Anders als beim ursprünglichen Saisonstart in Melbourne im März, der nur wenige Stunden vor dem ersten Training wegen eines Corona-Falls beim McLaren-Team abgesagt worden war, blieb die umfassende Testreihe vor dem Grand Prix in Österreich ohne positiven Befund. 4032 Fahrer, Teammitglieder und weitere Mitarbeiter seien überprüft worden, teilte die Formel 1 erleichtert mit.

Zuschauer aber bleiben aus Sicherheitsgründen vorerst ausgesperrt. Polizei-Hubschrauber mit Infrarot-Kameras sollen im Umfeld der Strecke mögliche unbefugte Schaulustige aufspüren. Das strikte Protokoll werde wohl mindestens für die ersten acht Auftritte in Europa gelten, sagte Fia-Renndirektor Michael Masi. „Ich erwarte da keine großen Veränderungen. Wir wollen da beständig für alle kommenden Events sein und das nicht jedes Mal abhängig von der Lage im jeweiligen Land wieder ändern“, erklärte der Australier.
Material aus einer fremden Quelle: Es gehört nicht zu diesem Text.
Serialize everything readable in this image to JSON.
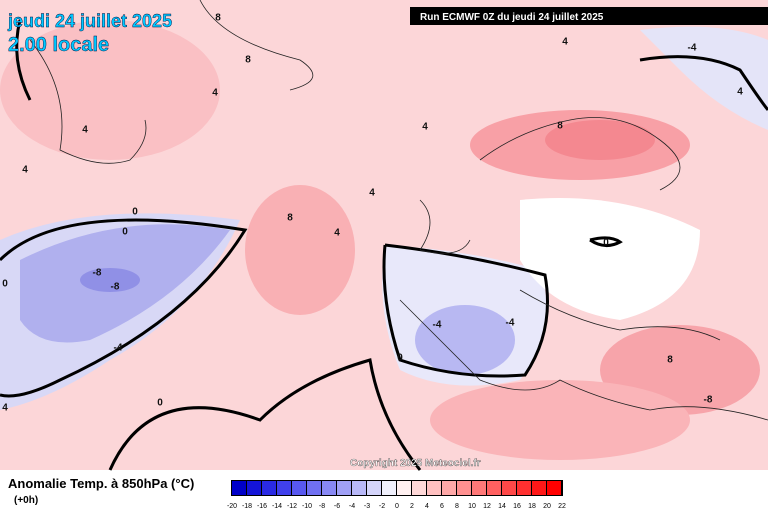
{
  "header": {
    "title": "jeudi 24 juillet 2025",
    "time": "2.00 locale",
    "run": "Run ECMWF 0Z du jeudi 24 juillet 2025"
  },
  "map": {
    "contour_labels": [
      8,
      8,
      4,
      4,
      4,
      4,
      8,
      4,
      0,
      0,
      -8,
      -8,
      -4,
      -4,
      -4,
      0,
      8,
      0,
      8,
      -8,
      4,
      4,
      -4,
      4,
      0,
      4,
      0
    ],
    "copyright": "Copyright 2025 Meteociel.fr"
  },
  "legend": {
    "title": "Anomalie Temp. à 850hPa (°C)",
    "step": "(+0h)",
    "values": [
      -20,
      -18,
      -16,
      -14,
      -12,
      -10,
      -8,
      -6,
      -4,
      -3,
      -2,
      0,
      2,
      4,
      6,
      8,
      10,
      12,
      14,
      16,
      18,
      20,
      22
    ],
    "colors": [
      "#0000c8",
      "#1414d8",
      "#2a2ae4",
      "#4040ec",
      "#5858f0",
      "#7070f2",
      "#8888f4",
      "#a0a0f6",
      "#b8b8f8",
      "#d4d4fa",
      "#f0f0fc",
      "#fff0f0",
      "#ffd8d8",
      "#ffc0c0",
      "#ffa8a8",
      "#ff9090",
      "#ff7878",
      "#ff6060",
      "#ff4848",
      "#ff3030",
      "#ff1818",
      "#ff0000"
    ]
  }
}
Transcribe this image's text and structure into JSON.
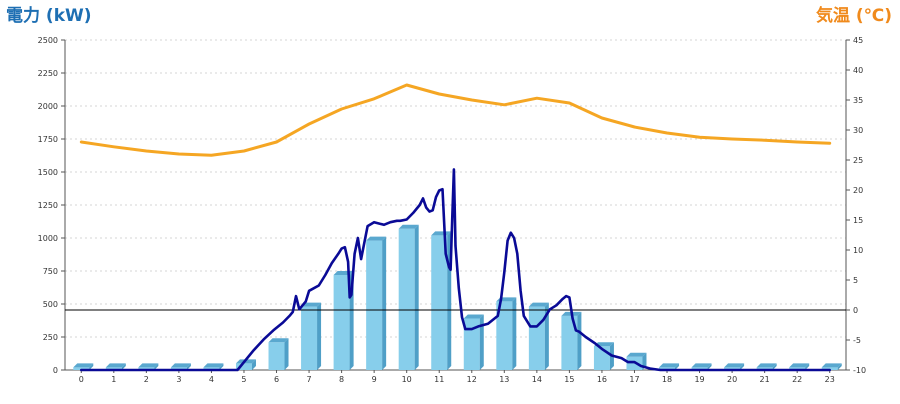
{
  "chart_data": {
    "type": "bar",
    "x": {
      "label": "",
      "categories": [
        "0",
        "1",
        "2",
        "3",
        "4",
        "5",
        "6",
        "7",
        "8",
        "9",
        "10",
        "11",
        "12",
        "13",
        "14",
        "15",
        "16",
        "17",
        "18",
        "19",
        "20",
        "21",
        "22",
        "23"
      ]
    },
    "y_left": {
      "label": "電力 (kW)",
      "range": [
        0,
        2500
      ],
      "ticks": [
        0,
        250,
        500,
        750,
        1000,
        1250,
        1500,
        1750,
        2000,
        2250,
        2500
      ]
    },
    "y_right": {
      "label": "気温 (℃)",
      "range": [
        -10,
        45
      ],
      "ticks": [
        -10,
        -5,
        0,
        5,
        10,
        15,
        20,
        25,
        30,
        35,
        40,
        45
      ]
    },
    "grid": true,
    "reference_line": {
      "axis": "y_right",
      "value": 0
    },
    "series": [
      {
        "type": "bar",
        "axis": "y_left",
        "values": [
          20,
          20,
          20,
          20,
          20,
          50,
          210,
          480,
          720,
          980,
          1070,
          1020,
          390,
          520,
          480,
          410,
          180,
          100,
          20,
          20,
          20,
          20,
          20,
          20
        ],
        "color": "#87ceeb"
      },
      {
        "type": "line",
        "axis": "y_left",
        "x": [
          0,
          1,
          2,
          3,
          4,
          4.8,
          5.3,
          5.6,
          5.9,
          6.2,
          6.4,
          6.5,
          6.6,
          6.7,
          6.9,
          7.0,
          7.3,
          7.5,
          7.7,
          7.9,
          8.0,
          8.1,
          8.2,
          8.25,
          8.3,
          8.4,
          8.5,
          8.6,
          8.8,
          9.0,
          9.3,
          9.5,
          9.7,
          9.8,
          10.0,
          10.2,
          10.3,
          10.4,
          10.5,
          10.6,
          10.7,
          10.8,
          10.9,
          11.0,
          11.1,
          11.2,
          11.3,
          11.35,
          11.4,
          11.45,
          11.5,
          11.6,
          11.7,
          11.8,
          12.0,
          12.2,
          12.5,
          12.8,
          12.9,
          13.0,
          13.1,
          13.2,
          13.3,
          13.4,
          13.5,
          13.6,
          13.8,
          14.0,
          14.2,
          14.4,
          14.6,
          14.8,
          14.9,
          15.0,
          15.1,
          15.2,
          15.3,
          15.5,
          15.8,
          16.0,
          16.3,
          16.6,
          16.8,
          17.0,
          17.2,
          17.5,
          17.8,
          18,
          19,
          20,
          21,
          22,
          23
        ],
        "values": [
          0,
          0,
          0,
          0,
          0,
          0,
          150,
          230,
          300,
          360,
          410,
          440,
          560,
          460,
          520,
          600,
          640,
          720,
          810,
          880,
          920,
          930,
          820,
          550,
          570,
          880,
          1000,
          840,
          1090,
          1120,
          1100,
          1120,
          1130,
          1130,
          1140,
          1190,
          1220,
          1250,
          1300,
          1230,
          1200,
          1210,
          1310,
          1360,
          1370,
          880,
          780,
          760,
          1140,
          1520,
          940,
          620,
          400,
          310,
          310,
          330,
          350,
          410,
          540,
          740,
          980,
          1040,
          1000,
          880,
          600,
          410,
          330,
          330,
          380,
          460,
          490,
          540,
          560,
          550,
          390,
          300,
          290,
          250,
          200,
          160,
          110,
          90,
          60,
          60,
          30,
          10,
          0,
          0,
          0,
          0,
          0,
          0,
          0
        ],
        "color": "#0a0a96"
      },
      {
        "type": "line",
        "axis": "y_right",
        "values": [
          28,
          27.2,
          26.5,
          26,
          25.8,
          26.5,
          28,
          31,
          33.5,
          35.2,
          37.5,
          36,
          35,
          34.2,
          35.3,
          34.5,
          32,
          30.5,
          29.5,
          28.8,
          28.5,
          28.3,
          28,
          27.8
        ],
        "color": "#f5a623"
      }
    ]
  }
}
Wie es danach weitergeht, ist noch ziemlich unklar. Acht Rennen genügen zwar laut Reglement, um einen Weltmeister zu küren. Für die Rettung des Großteils der TV- und Sponsorengelder aber sind mindestens 15 Grand Prix nötig. Doch sind die bislang nicht abgesagten Gastspiele in den USA, Mexiko oder Brasilien trotz hoher Infektionszahlen denkbar? „Das kann man sich wirklich nicht vorstellen“, sagt Mercedes-Teamchef Wolff der BBC. Für die Formel 1 hat die Fahrt ins Ungewisse gerade erst begonnen.